Dazu zähle beispielsweise die Verpflichtung, dass alle Mitarbeiterinnen und Mitarbeiter ein erweitertes Fühlungszeugnis vorlegen müssen.
Weiter sei sexualisierte Gewalt das Hauptthema der Kreissynode im Juni 2021 gewesen. Anschließend sei ein kreiskirchliches Schutzkonzept erarbeitet worden. Es wurde im November 2023 verabschiedet und verpflichtet die Gemeinden, das Diakonische Werk und alle anderen kirchlichen Einrichtungen eigene Schutzkonzepte zu erstellen.

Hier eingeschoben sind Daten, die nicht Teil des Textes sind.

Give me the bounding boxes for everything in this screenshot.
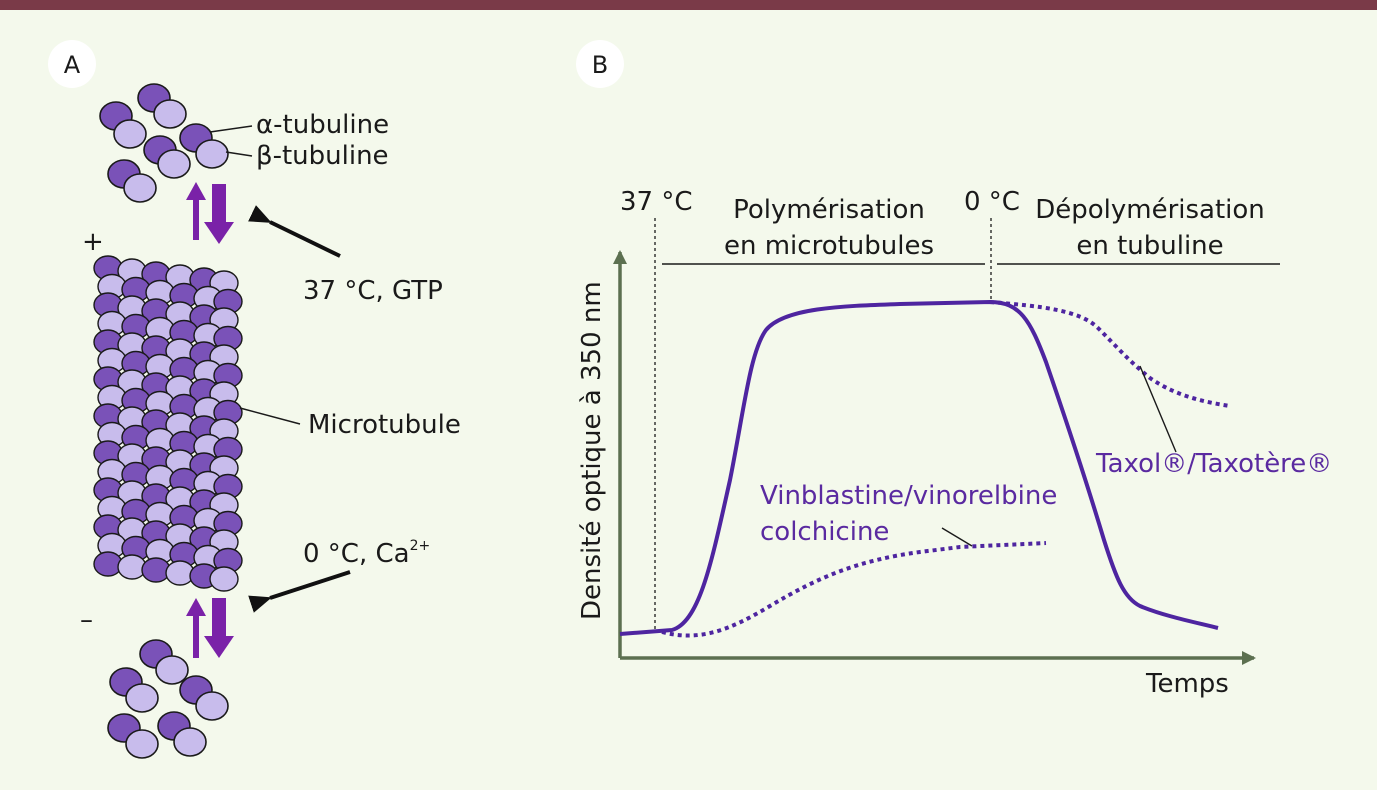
panel-a-letter: A	[64, 51, 81, 79]
microtubule-cylinder	[93, 255, 243, 592]
vinca-leader-line	[941, 527, 973, 547]
vinca-curve	[661, 541, 1047, 638]
free-tubulin-bottom	[107, 639, 229, 759]
polymerize-arrow	[248, 205, 341, 258]
minus-end-sign: –	[80, 605, 93, 635]
phase-polymerization-line1: Polymérisation	[733, 195, 925, 225]
taxol-leader-line	[1139, 365, 1177, 453]
panel-b-badge	[576, 40, 624, 88]
marker-37-label: 37 °C	[620, 187, 693, 217]
control-curve	[619, 299, 1219, 636]
microtubule-leader-line	[239, 407, 301, 425]
top-border	[0, 0, 1377, 10]
vinca-label-line2: colchicine	[760, 517, 889, 547]
beta-leader-line	[225, 151, 253, 157]
panel-a-badge	[48, 40, 96, 88]
condition-depolymerize-label: 0 °C, Ca2+	[303, 538, 430, 569]
panel-b-letter: B	[592, 51, 608, 79]
taxol-label: Taxol®/Taxotère®	[1095, 449, 1332, 479]
tubulin-subunit	[209, 566, 239, 592]
beta-tubulin-label: β-tubuline	[256, 141, 389, 171]
alpha-leader-line	[209, 125, 253, 133]
microtubule-label: Microtubule	[308, 410, 461, 440]
free-tubulin-top	[99, 83, 229, 203]
phase-depolymerization-line1: Dépolymérisation	[1035, 195, 1265, 225]
depolymerize-arrow	[248, 570, 351, 613]
plus-end-sign: +	[82, 227, 104, 257]
marker-0-label: 0 °C	[964, 187, 1020, 217]
alpha-tubulin-label: α-tubuline	[256, 110, 389, 140]
lower-equilibrium-arrows	[186, 598, 234, 658]
panel-a: A α-tubuline β-tubuline 37 °C,	[48, 40, 461, 759]
upper-equilibrium-arrows	[186, 182, 234, 244]
y-axis-label: Densité optique à 350 nm	[577, 281, 607, 620]
condition-polymerize-label: 37 °C, GTP	[303, 276, 443, 306]
x-axis-label: Temps	[1145, 669, 1229, 699]
phase-depolymerization-line2: en tubuline	[1076, 231, 1223, 261]
taxol-curve	[989, 300, 1231, 408]
vinca-label-line1: Vinblastine/vinorelbine	[760, 481, 1057, 511]
phase-polymerization-line2: en microtubules	[724, 231, 934, 261]
panel-b: B Densité optique à 350 nm Temps 37 °C 0…	[576, 40, 1332, 699]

Die Arbeit habe aber schon am 1. Juli mit der Einstellung von Jutta Tripp als Präventionskraft und des Einsatzes zweier Multiplikatorinnen begonnen. Sie seien nach dem EKD-Konzept „hinschauen – helfen – handeln“ für die verpflichtende Schulung aller haupt-, neben- und ehrenamtlichen Mitarbeiterinnen und Mitarbeiter zuständig. In den Jahren 2022 und 2023 nahmen 1304 Personen an insgesamt 76 Schulungen teil. Die Personal- und Sachkosten bezifferte der Superintendent auf 140.000 Euro. Er rechnet mit ähnlichen Beträgen in diesem Jahr und in den Folgejahren. Ein Grund: In diesem Jahr werde es aufgrund der Presbyteriumswahlen zu vielen Wechseln in den Gemeinden kommen. Auch deshalb bestehe weiterer großer Schulungsbedarf.
Mit Blick auf die „ForuM“-Studie würdigte Dr. Christof Grote insbesondere die Mitarbeit von Betroffenen. Das mache die Qualität des Berichtes aus, auch wenn es Kritikpunkte – vor allem am Design - an der Untersuchung gebe.
Die "ForuM"-Studie wurde im Jahr 2020 von der EKD initiiert und finanziert. Sie sollte typisch evangelische Strukturen analysieren, die Gewalt und Machtmissbrauch begünstigen. Als Dachorganisation von 20 Landeskirchen vertritt die EKD bundesweit gut 19 Millionen Christinnen und Christen.